真夏には日影が必要ですから乗用カートを使うこともあります。足腰の不調者やプレイファストに息が上がる人は乗用カートを使ってもいいし、使うべきでしょうという申し合わせです。私もあと何年歩き組でいられるか知れません。そう思えばなおさらのこと、元気の恵みに感謝しながら、そしてリンクス然とした土の硬さを足裏に感じながら、カートを引いて歩いています。
と、嬉しがって歩き回っていましたが、手引きカートの要諦を教えられて、ちょっと気持ちが締まったことがあります。先生はコースの設計家(の異端児と呼ばれている)迫田耕さんです。長い英国修行から帰り、古河のピーターズクラブに現れました。
「日本のゴルファーにはフェアウェイが大切に扱うところで、ラフは言葉通りラフなところっていうイケナイ偏見があります。気遣いしてフェアウェイを避けて意図的にラフを通って行く人もいますね。せっかくだけどそれって逆なのよ。ラフにトロリーで入って行っちゃいけません。フェアウェイは訳があって刈り込んであるところでしょ。ラフも同じように訳あって自然のままに伸ばしてあるところなんです」
自然の野っ原の一部をプレーのために刈り込んだのがフェアウェイ。長い草のままにしているのがラフ。
「そのラフを踏み、トロリーを引いていくと、轍を作ってしまうし、草を寝かせちゃうじゃないですか」それはコースの意図に反するし、自然破壊とさえ言えるというわけです。

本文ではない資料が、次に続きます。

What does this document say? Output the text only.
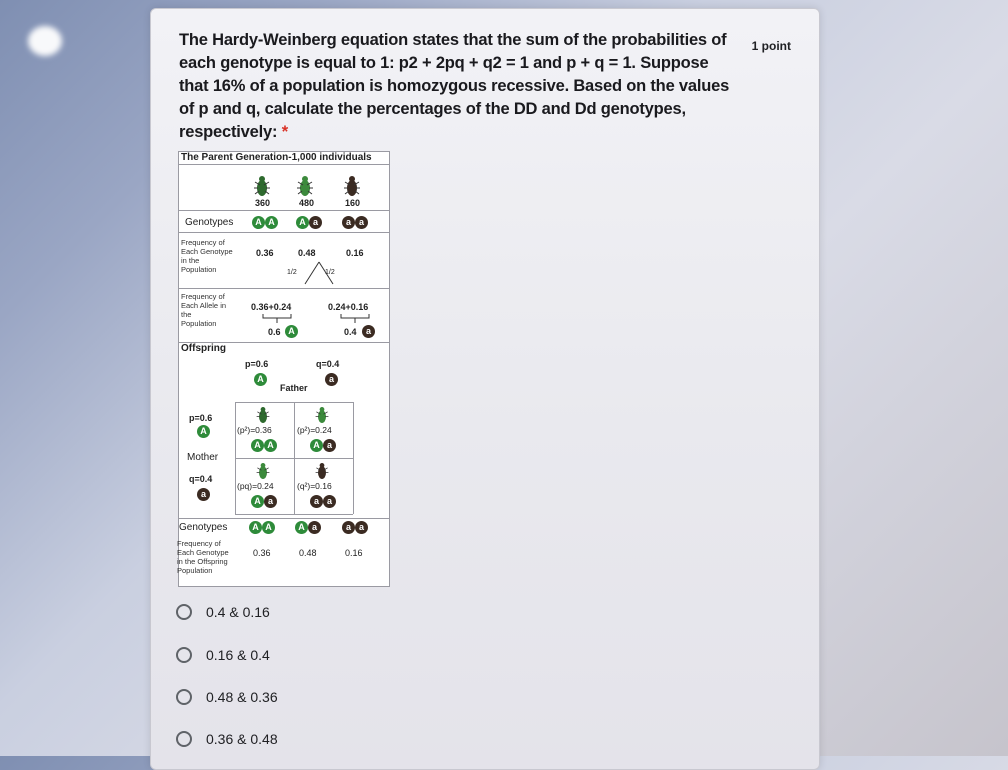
The Hardy-Weinberg equation states that the sum of the probabilities of each genotype is equal to 1: p2 + 2pq + q2 = 1 and p + q = 1. Suppose that 16% of a population is homozygous recessive. Based on the values of p and q, calculate the percentages of the DD and Dd genotypes, respectively: *
1 point
The Parent Generation-1,000 individuals
360	480	160
Genotypes	A A	A a	a a
Frequency of
Each Genotype
in the
Population
0.36	0.48	0.16
1/2	1/2
Frequency of
Each Allele in
the
Population
0.36+0.24	0.24+0.16
0.6 A	0.4	a
Offspring
p=0.6
A
q=0.4
a
Father
p=0.6
A
Mother
q=0.4
a
(p²)=0.36	(p²)=0.24
A A	A a
(pq)=0.24	(q²)=0.16
A a	a a
Genotypes	A A	A a	a a
Frequency of
Each Genotype
in the Offspring
Population
0.36	0.48	0.16
0.4 & 0.16
0.16 & 0.4
0.48 & 0.36
0.36 & 0.48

「向こうのラフにはだいじな植物が生えています。浅いラフでも自生のヘザーが這うように伸び、いっぱい薄紅色の花をつけています。バターカップという黄色の可愛い花も群生しています。ラフは自然のままのところだということが、見た目に分かりやすいからだれも無闇に踏み込みません」
耕さんの話を引きとると、日本のラフでも同じこと、ゴルフ場の都合で刈り込んであるけど困難なエリアというゲーム場設定の趣旨からラフの真似事としてわざわざある長さを残しています。それを無闇に、不用意に踏み、草を寝かせることははばかるべきことなのです。
たしかに向こうのラフと違って日本のラフには花の数が少ないことは少ないけれどそれでもよく見れば花があります。たとえ花がなくてもラフはラフ。長く育った草の葉に思い抱くべきです。
カートはフェアウェイを行き、ボールがラフの中ならカートはフェアウェイに置いて使用クラブだけ持ってラフに入っていく、というのがゴルフコースとの正しい付き合い方です。手引きカートは手と頭で引くものなんだなぁ、耕さんにはそう教えられました。